Last Friday was momentous for Irish politics and women across the world. When the exit poll for the repeal of the 8th amendment was announced, I could hardly believe it. Could Ireland buck the Brexit/Trump momentum and restore dignity to Western politics? She did. The Irish PM hailed the result as a 'quiet revolution.' Fintan O'Toole put it best in one tweet: 'There were two silences. The silence of centuries. And the quiet, calm dignity of the ballot paper being marked.'
Until now, I couldn't bear the abortion 'debate'. Too much bitter screeching underpinned by 'rights' talk. The Catholic Church abhors rights-based morality with one exception, the rights of the unborn child. Actually, the question of the status of the foetus is a metaphysical, not a moral issue – and the answer cannot wait for academic philosophers. In modern times, the debate is a question of permissible legislation in a just society. But for women across the world, the vote was deeply personal.
I know of no woman who has taken the decision to have a termination lightly, and the decision often remained a source of shame. But that has been lifted by the Irish. It is also significant that Northern Ireland is now more socially Catholic than the Republic. That Theresa May has so far refused to consider it is a further stain on this government's Brexit obsession with keeping the DUP happy. Sinn Fein needs to step up to the plate. Now wouldn't that be extraordinary?
While clearing out some books last weekend I chanced upon Gloria Steinem's 'Moving Beyond Words.' This collection of essays includes 'What if Freud Were Phyllis?', a magnificent satire of that Viennese fraud. It is both a funny and chillingly revealing commentary on the patriarchal baloney embedded in the history of ideas. Phyllis, a genius of her time, claims that women are superior to men because of their ability to give birth. Women's superiority is so easily mistaken for an immutable fact of life that males inevitably present with 'testeria', and develop womb envy, clitoris envy, and penis anxiety, not to mention breast-castration anxiety. A careless impregnation by these inferior beings could be punished with imprisonment.
Wise women explain that 'while men might dabble imitatively in the arts, they could never become truly great painters, sculptors, musicians, poets, or anything else that demanded originality, for they lacked a womb.' My favourite paragraph is the following: 'Of course, one can understand why men would not choose to replicate their own symbols – chicken necks, bits of rope, dumbbells, cigarillos, spring potatoes, kumquats, belfries, and the like – but instead would choose the glories of cathedrals, stadia, and mammoth caves, the ocean, the sky, and other representations of the womb.' Steinem captures the utter absurdity of Freud.
As for men, this week millions witnessed the most extraordinary example of male heroism and upper-body strength of a Malian migrant Mamoudou Gassama, who, at great risk to his own life, saved the life of a toddler dangling by his fingertips from a balcony in Paris.

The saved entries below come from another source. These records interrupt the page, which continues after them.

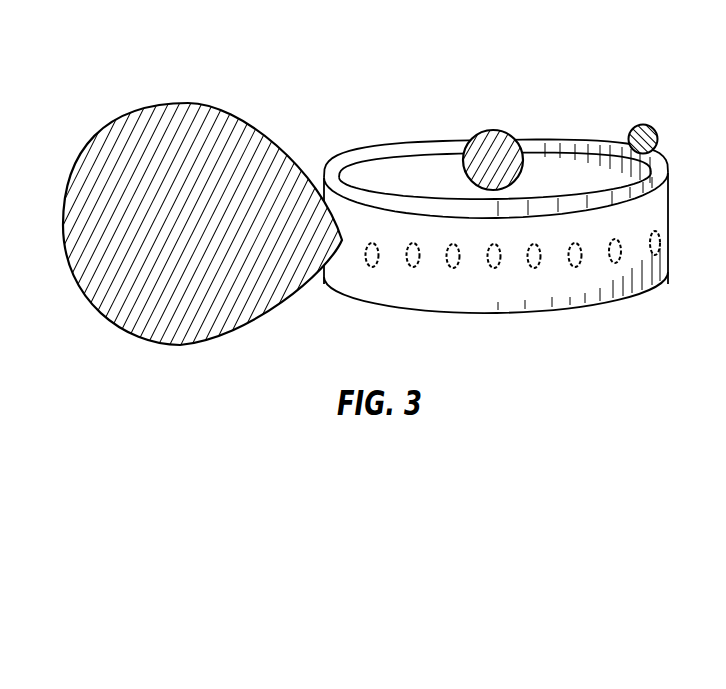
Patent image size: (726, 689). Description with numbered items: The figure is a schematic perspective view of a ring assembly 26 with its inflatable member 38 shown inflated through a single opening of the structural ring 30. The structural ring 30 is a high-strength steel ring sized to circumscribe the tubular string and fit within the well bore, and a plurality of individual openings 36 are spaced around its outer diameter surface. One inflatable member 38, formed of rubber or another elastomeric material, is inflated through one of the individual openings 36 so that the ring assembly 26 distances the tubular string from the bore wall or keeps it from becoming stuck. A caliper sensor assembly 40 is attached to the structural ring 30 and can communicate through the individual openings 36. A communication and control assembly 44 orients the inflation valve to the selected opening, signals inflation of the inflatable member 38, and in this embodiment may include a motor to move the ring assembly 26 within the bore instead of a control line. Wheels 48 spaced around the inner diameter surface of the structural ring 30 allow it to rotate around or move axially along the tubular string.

The ring assembly 26 is at (353, 323).
The structural ring 30 is at (430, 297).
The individual openings 36 is at (575, 248).
The inflatable member 38 is at (186, 103).
The caliper sensor assembly 40 is at (668, 179).
The communication and control assembly 44 is at (652, 127).
The wheels 48 is at (494, 130).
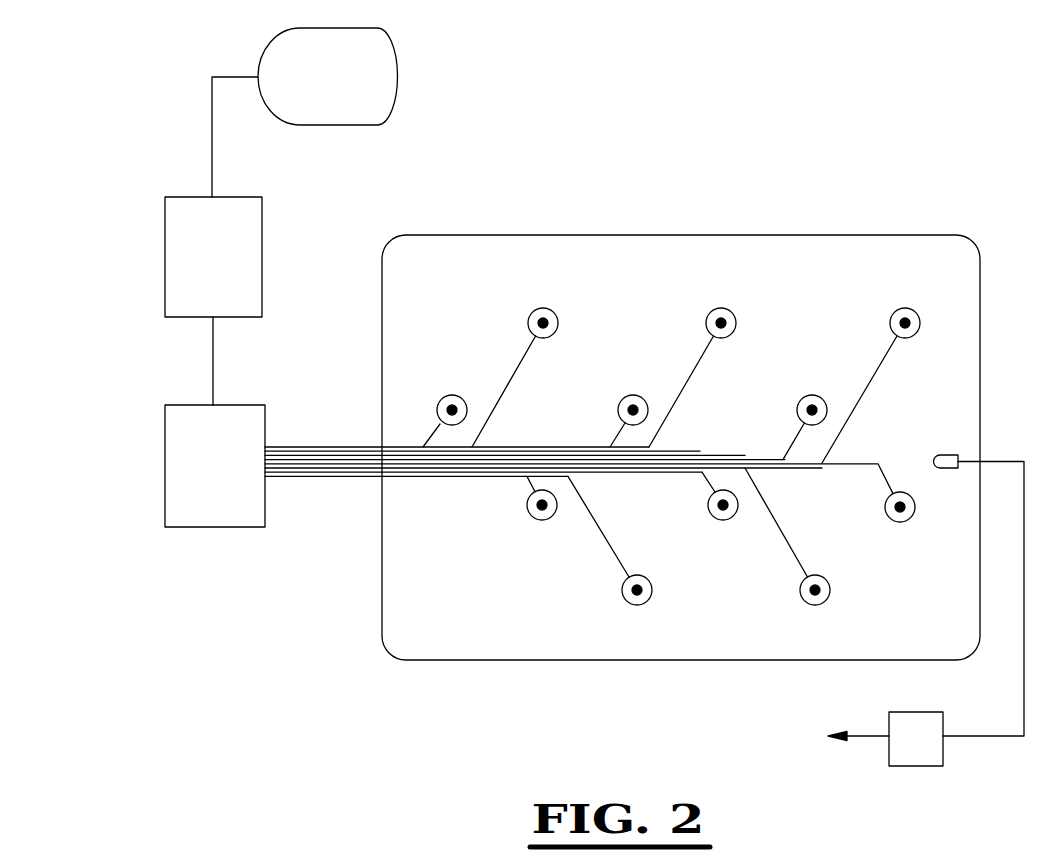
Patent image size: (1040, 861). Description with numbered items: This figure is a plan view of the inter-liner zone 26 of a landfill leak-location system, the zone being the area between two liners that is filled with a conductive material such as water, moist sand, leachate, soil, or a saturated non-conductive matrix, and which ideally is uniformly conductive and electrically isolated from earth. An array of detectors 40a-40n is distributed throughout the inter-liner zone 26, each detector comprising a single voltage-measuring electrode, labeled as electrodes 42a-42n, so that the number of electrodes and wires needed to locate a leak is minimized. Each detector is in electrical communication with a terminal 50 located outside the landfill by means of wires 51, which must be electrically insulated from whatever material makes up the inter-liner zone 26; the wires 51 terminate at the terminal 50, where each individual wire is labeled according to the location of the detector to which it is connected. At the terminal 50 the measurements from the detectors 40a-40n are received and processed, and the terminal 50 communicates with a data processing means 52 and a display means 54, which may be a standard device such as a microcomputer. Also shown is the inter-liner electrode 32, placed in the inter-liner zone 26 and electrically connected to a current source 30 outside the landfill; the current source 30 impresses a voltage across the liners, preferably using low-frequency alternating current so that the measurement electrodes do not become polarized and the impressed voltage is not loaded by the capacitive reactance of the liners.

The inter-liner zone 26 is at (420, 274).
The current source 30 is at (905, 766).
The inter-liner electrode 32 is at (942, 454).
The detectors 40a-40n is at (892, 315).
The electrodes 42a-42n is at (708, 509).
The terminal 50 is at (198, 482).
The wires 51 is at (320, 462).
The data processing means 52 is at (195, 276).
The display means 54 is at (397, 73).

I doff my chapeau to you, sir.
Last Friday saw the publication of the long-awaited Growth Commission report (GCR). As a set of recommendations for an independent Scotland it was disappointing to left independence supporters while appealing to centrists, business and persuadable unionists. Committed to increased engagement with globalisation, and to increasing levels of direct foreign investment, it is heavily reliant on innovation, increased productivity, a highly flexible labour market, low corporate tax rates, and 'prudent' fiscal and monetary policy. As some commentators have pointed out, the principle that the national debt is not to rise above 50% of GDP would please George Osborne.
The report also recommends keeping the pound indefinitely. The idea is that the cost in terms of losing a major lever of government power is minimal since small countries committed to globalisation have already accepted their limited control over the economic forces that will shape public life. But at least the commission recognises that the idea that we can 'take back control' while engaging in globalisation is a fantasy. Take note, Brexiteers.
A major issue is the membership of the commission itself. No trade union representation is an oversight which needs repairing if the left in Scotland are to consider the report seriously. But overall, it's a breath of fresh air to Scots sick to the back teeth of tedious constitutional debate and boring cyber-nattery shorn of any content. The GCR is not a blueprint, but a discussion document that at last provides the basis for a Scotland-wide debate between sensible people – left, right, and centre – with competing visions as to what Scotland would, could or should be.
I polled one person who had read the entire document: my husband. He is a staunch no-voter (unlike me), economically literate (unlike me) and a centrist (eh, unlike me). He liked the report so much that if Brexit does indeed take place and a Boris/Mogg-led government is elected at the next general election, and an independent Scotland is guaranteed entry to the European Union, he will vote yes in a second independence referendum. Whether you are for or against independence, the publication of this report confirms Nicola Sturgeon as the most serious, strategic leader in UK politics, and consigns the ghastly Brexiteers to the recycle bin.